With help from a $5.9 million grant from the McGuinty government’s Ontario Research Fund, a program of the Ministry of Research and Innovation, researchers at the universities of Guelph, Toronto, Waterloo and Windsor will tackle everything from improving yields per acre for hemp, wheat, corn, soybeans and canola, all crops grown in Ontario, to developing improved processing technologies for fibre harvesting, treatment and separation. They’ll also develop bio-chemicals, bio-plastics and bio-composites. And they’ll design auto parts that combine the advantages of metals and biomaterials and predict the design performance of bio-materials in assembled automobiles.

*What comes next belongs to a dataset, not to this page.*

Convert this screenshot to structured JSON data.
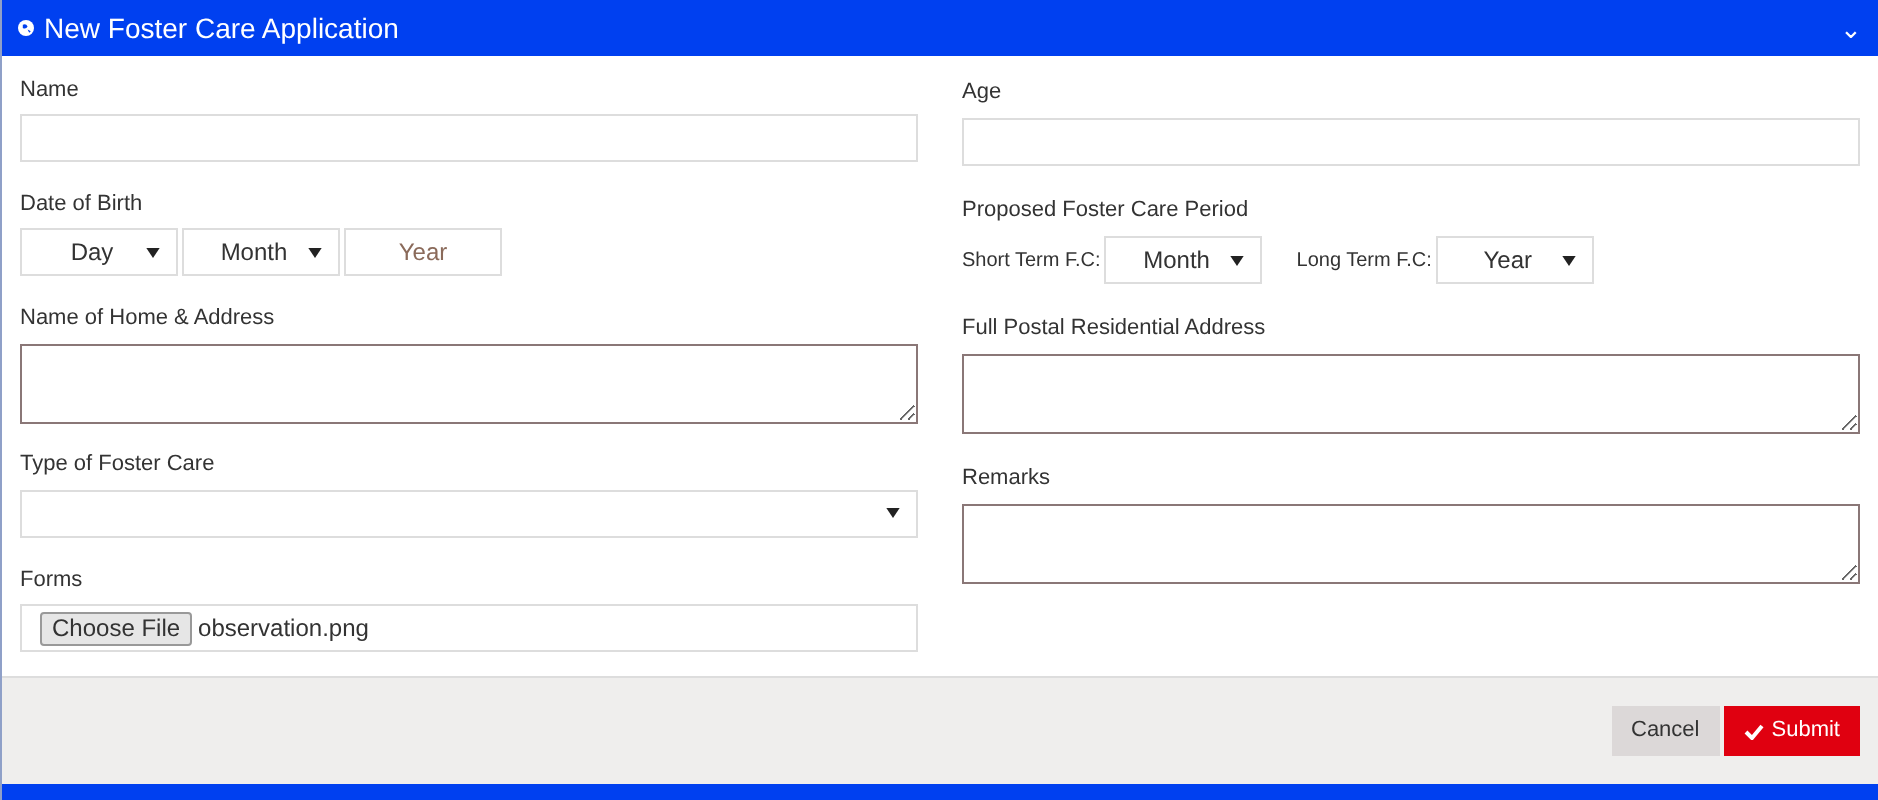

“To be successful in research you have to have a vision and you have to have partners who believe in the value of innovation and are prepared to invest in it,” says Dr. Sain. “We’ve got that winning combination in Ontario.”

William Harney, Director of Engineering and Development at Decoma International, agrees. Decoma is one of the largest exterior automotive parts suppliers in the world and is keenly interested in Dr. Sain’s work.

“To be able to use more renewable resources in innovative parts and systems will give us – and the Ontario’s parts industry – a real competitive advantage down the road,” says Mr. Harney.